Kni: dev dpdk0 link mcast: Kni: new [00] 33:33:00:00:00:01 Kni: new [01] 01:00:5e:00:00:01 Kni: new [02] 33:33:ff:1d:91:38 Kni: new [03] 01:00:5e:00:00:12 Kni: old [00] 33:33:00:00:00:01 Kni: old [01] 33:33:00:00:00:02 Kni: old [02] 01:00:5e:00:00:01 Kni: old [03] 33:33:ff:1d:91:38 Kni: kni_mc_list_cmp_set: add mc addr: 01:00:5e:00:00:12 dpdk0 OK Kni: kni_mc_list_cmp_set: del mc addr: 33:33:00:00:00:02 dpdk0 OK Kni: update maddr of dpdk0 OK!

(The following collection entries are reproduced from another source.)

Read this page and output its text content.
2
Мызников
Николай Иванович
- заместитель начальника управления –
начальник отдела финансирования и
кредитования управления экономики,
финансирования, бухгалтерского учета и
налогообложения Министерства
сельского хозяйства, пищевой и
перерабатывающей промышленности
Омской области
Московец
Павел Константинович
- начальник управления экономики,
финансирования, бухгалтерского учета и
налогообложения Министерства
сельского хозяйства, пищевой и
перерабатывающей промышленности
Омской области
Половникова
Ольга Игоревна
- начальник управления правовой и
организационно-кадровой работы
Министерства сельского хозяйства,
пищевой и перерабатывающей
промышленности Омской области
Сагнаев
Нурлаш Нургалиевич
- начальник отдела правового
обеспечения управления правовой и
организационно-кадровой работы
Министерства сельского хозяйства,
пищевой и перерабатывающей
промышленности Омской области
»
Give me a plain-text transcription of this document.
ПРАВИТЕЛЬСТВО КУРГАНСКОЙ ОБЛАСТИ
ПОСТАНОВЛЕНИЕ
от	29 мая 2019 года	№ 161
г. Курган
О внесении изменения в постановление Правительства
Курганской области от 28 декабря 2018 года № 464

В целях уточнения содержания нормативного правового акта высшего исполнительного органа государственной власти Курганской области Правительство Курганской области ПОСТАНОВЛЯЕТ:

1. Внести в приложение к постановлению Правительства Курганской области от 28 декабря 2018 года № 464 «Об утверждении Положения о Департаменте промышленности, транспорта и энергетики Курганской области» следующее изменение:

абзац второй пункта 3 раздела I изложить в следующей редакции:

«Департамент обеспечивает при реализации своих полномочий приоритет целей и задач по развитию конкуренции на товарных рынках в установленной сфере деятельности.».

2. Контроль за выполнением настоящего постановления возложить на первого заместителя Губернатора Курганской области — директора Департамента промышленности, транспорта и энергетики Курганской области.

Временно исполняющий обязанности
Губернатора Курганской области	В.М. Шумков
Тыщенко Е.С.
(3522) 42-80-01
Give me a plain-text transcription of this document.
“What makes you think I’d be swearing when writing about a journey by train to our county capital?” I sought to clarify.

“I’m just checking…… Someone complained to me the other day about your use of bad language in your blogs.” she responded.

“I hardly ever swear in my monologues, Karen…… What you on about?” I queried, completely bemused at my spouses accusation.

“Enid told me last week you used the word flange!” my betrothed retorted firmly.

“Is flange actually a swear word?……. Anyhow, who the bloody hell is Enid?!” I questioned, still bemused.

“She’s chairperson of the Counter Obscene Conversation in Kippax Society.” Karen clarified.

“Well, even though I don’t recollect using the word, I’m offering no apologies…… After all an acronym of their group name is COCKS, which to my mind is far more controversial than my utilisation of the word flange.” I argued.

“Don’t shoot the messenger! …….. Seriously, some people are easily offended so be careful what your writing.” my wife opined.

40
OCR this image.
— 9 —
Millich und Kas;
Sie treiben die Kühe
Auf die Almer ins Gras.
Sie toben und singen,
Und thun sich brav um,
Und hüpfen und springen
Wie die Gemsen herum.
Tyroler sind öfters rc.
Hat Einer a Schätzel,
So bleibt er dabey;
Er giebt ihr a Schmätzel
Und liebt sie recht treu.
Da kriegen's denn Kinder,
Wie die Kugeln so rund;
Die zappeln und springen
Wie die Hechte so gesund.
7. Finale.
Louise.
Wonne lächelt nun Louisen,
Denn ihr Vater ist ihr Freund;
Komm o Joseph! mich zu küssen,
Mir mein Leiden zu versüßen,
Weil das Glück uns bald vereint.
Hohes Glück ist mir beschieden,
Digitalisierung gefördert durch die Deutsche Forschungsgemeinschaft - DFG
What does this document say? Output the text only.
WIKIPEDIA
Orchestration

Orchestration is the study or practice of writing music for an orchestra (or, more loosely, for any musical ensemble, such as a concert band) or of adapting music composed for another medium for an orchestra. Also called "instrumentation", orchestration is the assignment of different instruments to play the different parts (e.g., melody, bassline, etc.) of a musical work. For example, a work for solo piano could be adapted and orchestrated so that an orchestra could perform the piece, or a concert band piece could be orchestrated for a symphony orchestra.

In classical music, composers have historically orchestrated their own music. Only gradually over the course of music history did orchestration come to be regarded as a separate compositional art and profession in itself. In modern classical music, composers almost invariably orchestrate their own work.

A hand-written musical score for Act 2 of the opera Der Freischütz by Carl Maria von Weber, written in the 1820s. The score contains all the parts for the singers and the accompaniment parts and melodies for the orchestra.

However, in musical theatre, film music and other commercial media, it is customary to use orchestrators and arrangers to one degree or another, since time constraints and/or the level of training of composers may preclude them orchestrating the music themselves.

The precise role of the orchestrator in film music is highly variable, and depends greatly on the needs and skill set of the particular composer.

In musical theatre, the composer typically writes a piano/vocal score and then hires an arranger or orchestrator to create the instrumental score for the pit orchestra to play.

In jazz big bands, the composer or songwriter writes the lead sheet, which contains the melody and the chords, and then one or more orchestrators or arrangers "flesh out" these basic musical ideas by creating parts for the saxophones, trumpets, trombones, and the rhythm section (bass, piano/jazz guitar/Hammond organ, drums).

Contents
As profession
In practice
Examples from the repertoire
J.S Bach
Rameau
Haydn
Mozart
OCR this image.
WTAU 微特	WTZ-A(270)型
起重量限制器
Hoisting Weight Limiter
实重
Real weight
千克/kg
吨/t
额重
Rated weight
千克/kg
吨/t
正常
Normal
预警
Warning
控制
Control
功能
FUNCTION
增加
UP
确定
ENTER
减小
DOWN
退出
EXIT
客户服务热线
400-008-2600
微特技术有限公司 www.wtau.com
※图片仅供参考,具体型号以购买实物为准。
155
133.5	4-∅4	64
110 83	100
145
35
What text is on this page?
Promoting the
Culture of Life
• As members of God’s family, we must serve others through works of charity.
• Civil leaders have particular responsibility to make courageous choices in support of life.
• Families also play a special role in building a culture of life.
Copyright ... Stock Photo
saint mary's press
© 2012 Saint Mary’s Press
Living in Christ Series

Thread 8 "lcore-worker-5" received signal SIGSEGV, Segmentation fault. [Switching to Thread 0x7fffee7fc400 (LWP 26659)] 0x000000000096c2fa in neigh_add_table () Missing separate debuginfos, use: yum debuginfo-install bzip2-libs-1.0.6-26.el8.x86_64 elfutils-libelf-0.189-3.el8.x86_64 glibc-2.28-236.0.1.el8.7.x86_64 libzstd-1.4.4-1.0.1.el8.x86_64 numactl-libs-2.0.12-13.el8.x86_64 openssl-libs-1.1.1k-7.el8_6.x86_64 xz-libs-5.2.4-4.el8_6.x86_64 zlib-1.2.11-20.el8.x86_64

Than I removed __rte_cache_aligned and rebuild, currently with gdb i am not seeing any errors. Looks like resolved.

I figured out that KERNEL_VERSION="4.18.0-513.9.1.el8_9.x86_64" DPDK_VERSION="20.11.1" DPVS_VERSION="1.9.4" and if we use PKG_CONFIG_VERSION="0.29.2" we are having problems.

with 1.4.2 pkg-config, properly worked without problem.

__rte_cache_aligned and pkg-config is the key while building, thank you, solved.